Конторка дежурного располагалась слева. У противоположной стены, между двух коричневых дверей, стоял столик секретаря. На одной двери висела табличка «НАЧАЛЬНИК ПОЛИЦИИ», на второй – «СЛЕДСТВЕННЫЙ ОТДЕЛ».
Едва дверь с табличкой «СЛЕДСТВЕННЫЙ ОТДЕЛ» начала открываться, видеокамеры взлетели на плечи, вспыхнули «юпитеры». Два журналиста в галстуках выступили вперед, держа перед собой микрофоны, словно священники, собравшиеся благословлять верующих.
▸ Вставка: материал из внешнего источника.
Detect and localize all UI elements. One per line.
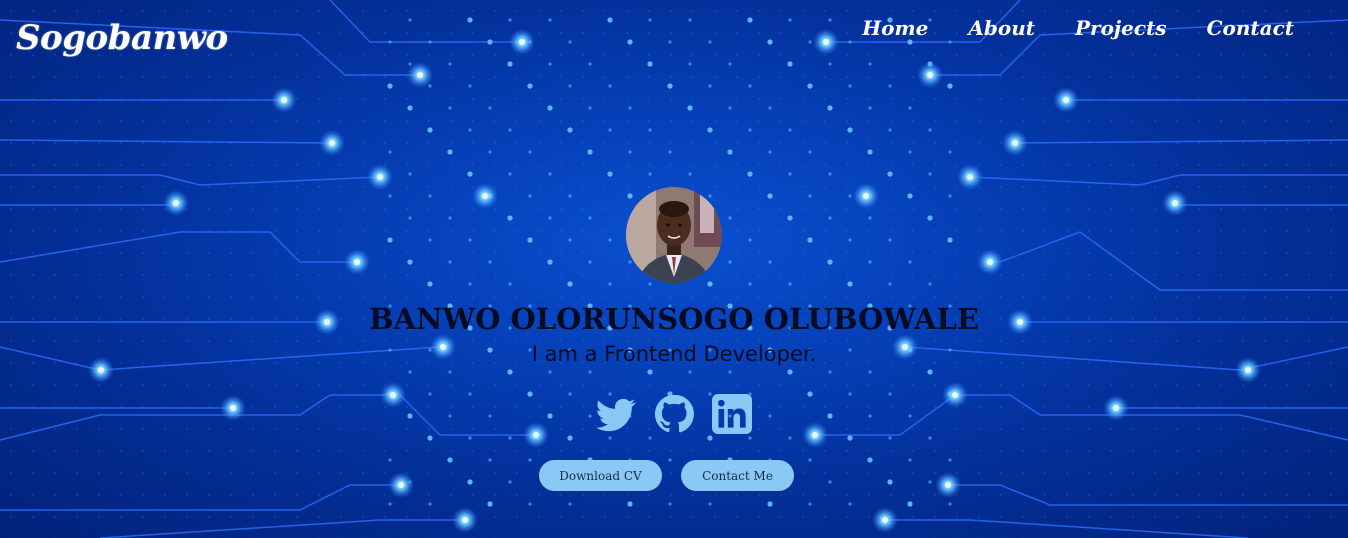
- hero-actions: Download CV Contact Me: [539, 460, 794, 491]
- nav-link-contact[interactable]: Contact: [1207, 16, 1294, 40]
- linkedin-icon[interactable]: [712, 393, 752, 435]
- twitter-icon[interactable]: [596, 393, 636, 435]
- hero-tagline: I am a Frontend Developer.: [531, 342, 817, 366]
- hero-name: BANWO OLORUNSOGO OLUBOWALE: [369, 302, 979, 336]
- nav-link-home[interactable]: Home: [862, 16, 928, 40]
- profile-avatar: [626, 187, 722, 283]
- site-logo[interactable]: Sogobanwo: [16, 18, 228, 58]
- social-links: [596, 393, 752, 435]
- main-nav: Home About Projects Contact: [862, 16, 1294, 40]
- github-icon[interactable]: [654, 393, 694, 435]
- contact-me-button[interactable]: Contact Me: [681, 460, 794, 491]
- download-cv-button[interactable]: Download CV: [539, 460, 662, 491]
- nav-link-projects[interactable]: Projects: [1075, 16, 1167, 40]
- nav-link-about[interactable]: About: [968, 16, 1035, 40]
Остальные репортеры потянулись за ними.
Мокси Муни вышла не с гордо поднятой головой, но и не уставившись в пол. Смотрела она прямо перед собой, на всех вместе и ни на кого в отдельности. Переступила через порог и направилась к выходу. Грустная, озабоченная, никого не замечающая, несмотря на яркий свет и шум.
Где протискиваясь бочком, а где поработав локтями, Флетч пробился в первые ряды репортеров. Те вежливо мурлыкали: «Как вы себя чувствуете? Будут ли продолжены съемки „Безумия летней ночи?“
Вопрос Флетча прозвучал резко и громко, как пистолетный выстрел.
– Мисс Муни... вы убили Стивена Питермана?
Репортеры разом повернулись к нему, кто-то даже ахнул.
Мокси Муни вскинула на него сразу сузившиеся карие глаза.
– Вы убили Стивена Питермана? – повторил Флетч.
– Как тебя зовут, умник? – спросила она, сверля его взглядом.
– Флетчер, – ответил Флетч. И тут же добавил. – Вы можете звать меня Флетч. Если возникнет нужда обратиться ко мне.